Debo tener el alma vieja, porque rescato y leo libros viejos; todavía recito antiguos versos, y canto villancicos y rezo.
Aún tomo chocolate espeso, con hojarascas y buñuelos; y con mis padres, desde hace rato abuelos, rezamos la corona del Adviento.
Cuánto añoro las misas de gallo, con sus guirnaldas y el nacimiento, las velas, las campanas y el divino niño en cobijas envuelto, cuando tanta gente abrigada, abarrotaba los templos.
Las familias se reunían en la casa grande de los abuelos, y los nietos y los sobrinos corrían alegres, desafiando al viento.
Aún huelo el musgo y el heno con que decoraban el nacimiento, y la paja del pesebre, sobre el que colocaban al divino niño, pobre, pero eterno.
Después de rezar el rosario iniciaba la adoración. Con una velita de color en la mano, nos acercábamos en procesión, los ojos se nos llenaban de luz, y con delicadeza besábamos al recién nacido, quien embelesado nos regalaba su dulce corazón.
Las noches buenas, desde las ventanas y las fachadas, contemplaban el momento, sonrojadas y enamoradas.
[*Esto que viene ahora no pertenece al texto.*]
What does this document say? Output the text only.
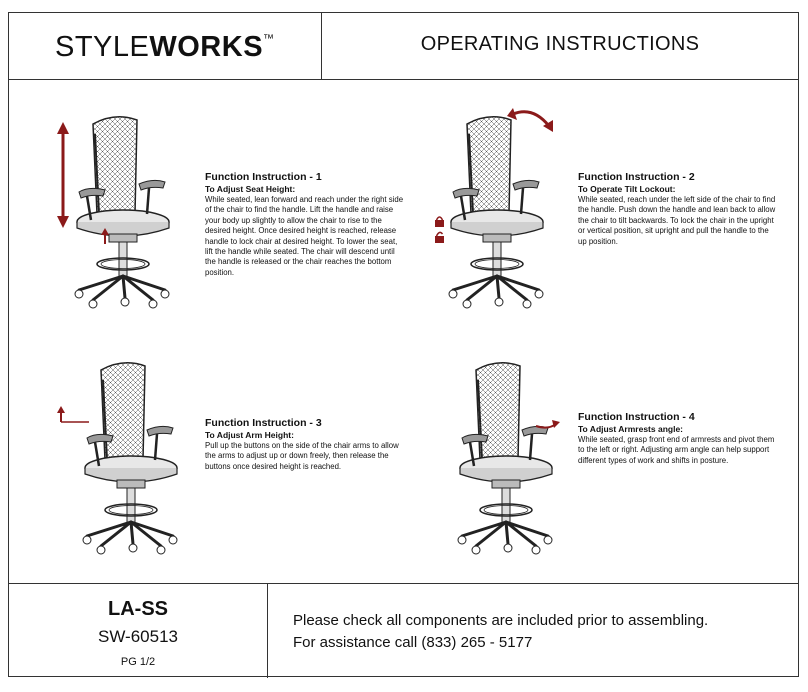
STYLEWORKS™	OPERATING INSTRUCTIONS
LA-SS
SW-60513
PG 1/2
Please check all components are included prior to assembling.
For assistance call (833) 265 - 5177
Function Instruction - 1
To Adjust Seat Height:
While seated, lean forward and reach under the right side of the chair to find the handle. Lift the handle and raise your body up slightly to allow the chair to rise to the desired height. Once desired height is reached, release handle to lock chair at desired height. To lower the seat, lift the handle while seated. The chair will descend until the handle is released or the chair reaches the bottom position.
Function Instruction - 2
To Operate Tilt Lockout:
While seated, reach under the left side of the chair to find the handle. Push down the handle and lean back to allow the chair to tilt backwards. To lock the chair in the upright or vertical position, sit upright and pull the handle to the up position.
Function Instruction - 3
To Adjust Arm Height:
Pull up the buttons on the side of the chair arms to allow the arms to adjust up or down freely, then release the buttons once desired height is reached.
Function Instruction - 4
To Adjust Armrests angle:
While seated, grasp front end of armrests and pivot them to the left or right. Adjusting arm angle can help support different types of work and shifts in posture.
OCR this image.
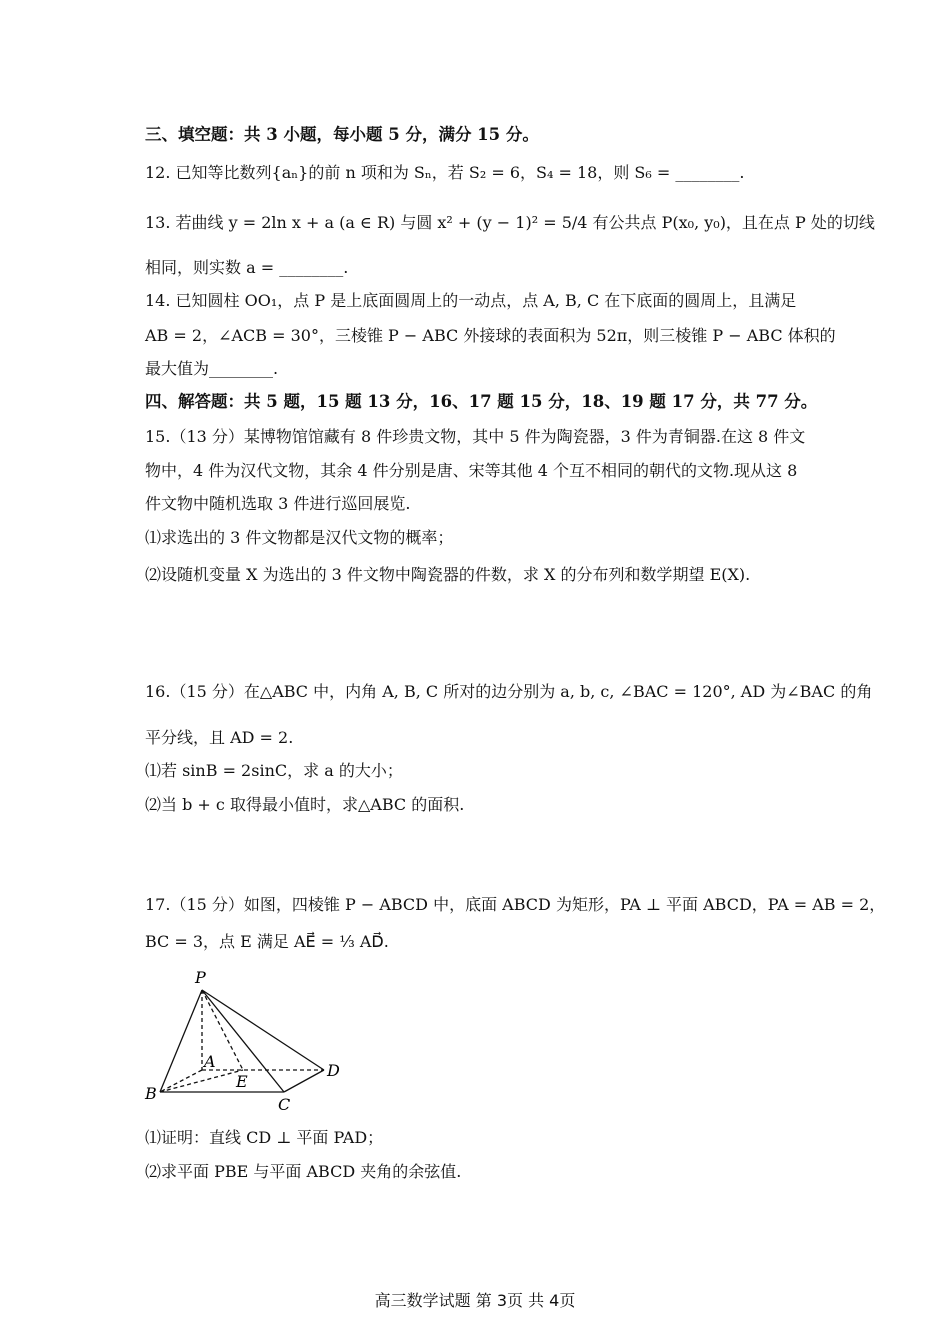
三、填空题：共 3 小题，每小题 5 分，满分 15 分。
12. 已知等比数列{aₙ}的前 n 项和为 Sₙ，若 S₂ = 6，S₄ = 18，则 S₆ = ________.
13. 若曲线 y = 2ln x + a (a ∈ R) 与圆 x² + (y − 1)² = 5/4 有公共点 P(x₀, y₀)，且在点 P 处的切线
相同，则实数 a = ________.
14. 已知圆柱 OO₁，点 P 是上底面圆周上的一动点，点 A, B, C 在下底面的圆周上，且满足
AB = 2，∠ACB = 30°，三棱锥 P − ABC 外接球的表面积为 52π，则三棱锥 P − ABC 体积的
最大值为________.
四、解答题：共 5 题，15 题 13 分，16、17 题 15 分，18、19 题 17 分，共 77 分。
15.（13 分）某博物馆馆藏有 8 件珍贵文物，其中 5 件为陶瓷器，3 件为青铜器.在这 8 件文
物中，4 件为汉代文物，其余 4 件分别是唐、宋等其他 4 个互不相同的朝代的文物.现从这 8
件文物中随机选取 3 件进行巡回展览.
⑴求选出的 3 件文物都是汉代文物的概率；
⑵设随机变量 X 为选出的 3 件文物中陶瓷器的件数，求 X 的分布列和数学期望 E(X).
16.（15 分）在△ABC 中，内角 A, B, C 所对的边分别为 a, b, c, ∠BAC = 120°, AD 为∠BAC 的角
平分线，且 AD = 2.
⑴若 sinB = 2sinC，求 a 的大小；
⑵当 b + c 取得最小值时，求△ABC 的面积.
17.（15 分）如图，四棱锥 P − ABCD 中，底面 ABCD 为矩形，PA ⊥ 平面 ABCD，PA = AB = 2，
BC = 3，点 E 满足 AE⃗ = ⅓ AD⃗.
P
A
E
D
B
C
⑴证明：直线 CD ⊥ 平面 PAD；
⑵求平面 PBE 与平面 ABCD 夹角的余弦值.
高三数学试题 第 3页 共 4页
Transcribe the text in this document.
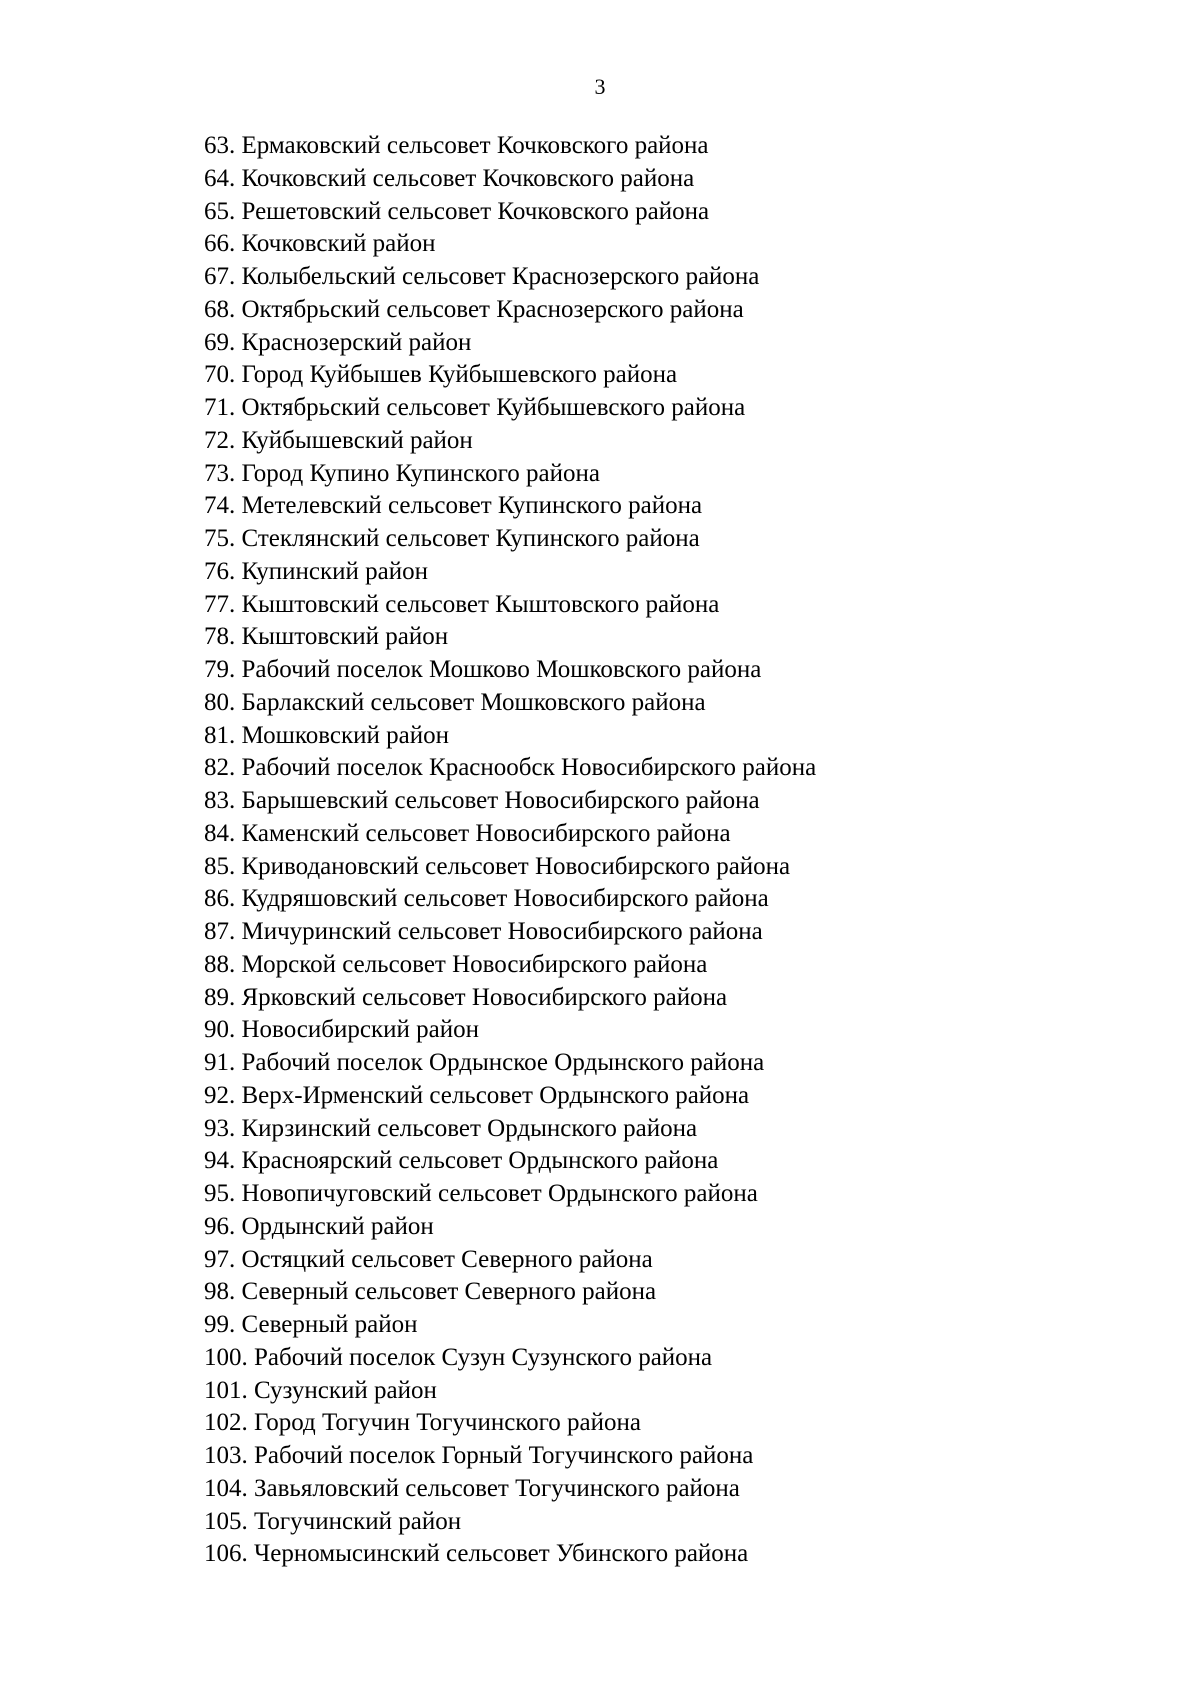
3
63. Ермаковский сельсовет Кочковского района
64. Кочковский сельсовет Кочковского района
65. Решетовский сельсовет Кочковского района
66. Кочковский район
67. Колыбельский сельсовет Краснозерского района
68. Октябрьский сельсовет Краснозерского района
69. Краснозерский район
70. Город Куйбышев Куйбышевского района
71. Октябрьский сельсовет Куйбышевского района
72. Куйбышевский район
73. Город Купино Купинского района
74. Метелевский сельсовет Купинского района
75. Стеклянский сельсовет Купинского района
76. Купинский район
77. Кыштовский сельсовет Кыштовского района
78. Кыштовский район
79. Рабочий поселок Мошково Мошковского района
80. Барлакский сельсовет Мошковского района
81. Мошковский район
82. Рабочий поселок Краснообск Новосибирского района
83. Барышевский сельсовет Новосибирского района
84. Каменский сельсовет Новосибирского района
85. Криводановский сельсовет Новосибирского района
86. Кудряшовский сельсовет Новосибирского района
87. Мичуринский сельсовет Новосибирского района
88. Морской сельсовет Новосибирского района
89. Ярковский сельсовет Новосибирского района
90. Новосибирский район
91. Рабочий поселок Ордынское Ордынского района
92. Верх-Ирменский сельсовет Ордынского района
93. Кирзинский сельсовет Ордынского района
94. Красноярский сельсовет Ордынского района
95. Новопичуговский сельсовет Ордынского района
96. Ордынский район
97. Остяцкий сельсовет Северного района
98. Северный сельсовет Северного района
99. Северный район
100. Рабочий поселок Сузун Сузунского района
101. Сузунский район
102. Город Тогучин Тогучинского района
103. Рабочий поселок Горный Тогучинского района
104. Завьяловский сельсовет Тогучинского района
105. Тогучинский район
106. Черномысинский сельсовет Убинского района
A manos llenas se prodigaban abrazos, sonrisas y besos, y se compartían los tamales, el champurrado y los buenos deseos. Y las sabrosas pláticas nutrían el alma de recuerdos, y fortalecían nuestros cimientos.
Los encantadores villancicos traspasaban el espacio y el tiempo. Con “Noche de paz”, por ejemplo, cantábamos unidos a todo el universo.
Otro canto que hacía presente a los lejanos seres queridos y también a aquellos que ya se habían ido, era:
“Aromas se quemen de plácido olor delante del niño derrámense flores, adórenle reyes y pobres pastores y cantos entonen a Dios salvador…”
Uno que con su ternura nos transportaba a otra dimensión, la de todas las mamás, decía:
“Duérmete niño mío mi dulce sueño, duérmete que tu madre te cuida el sueño…”
Y aquel otro, que sin duda nos remontaba a la infancia:
“Duerme y no llores, Jesús del alma. Duerme y no llores, mi dulce amor. Duerme y no llores, que esas tus lágrimas, parten el alma de compasión”.
Y el más alegre, que quizá los más jóvenes recuerden:
“Los pastores a Belén corren presurosos, llevan de tanto correr, los zapatos rotos, ay ay ay qué alegres van, ay ay ay si volverán, con la pan, pan, pan, con la de, de de, con la pan, con la de, con la pandereta y las castañuelas”.
Testigo de todo esto, estaba al fondo de la sala, el pino de Navidad, lleno de luces y sueños, con su estrella plateada en lo más alto, evocando esperanzas y anhelos, por un mañana mejor, y por un feliz año venidero.
En fin, los recuerdos no siempre pasan, se afinan con el tiempo, para llenarnos el alma y acercarnos al cielo.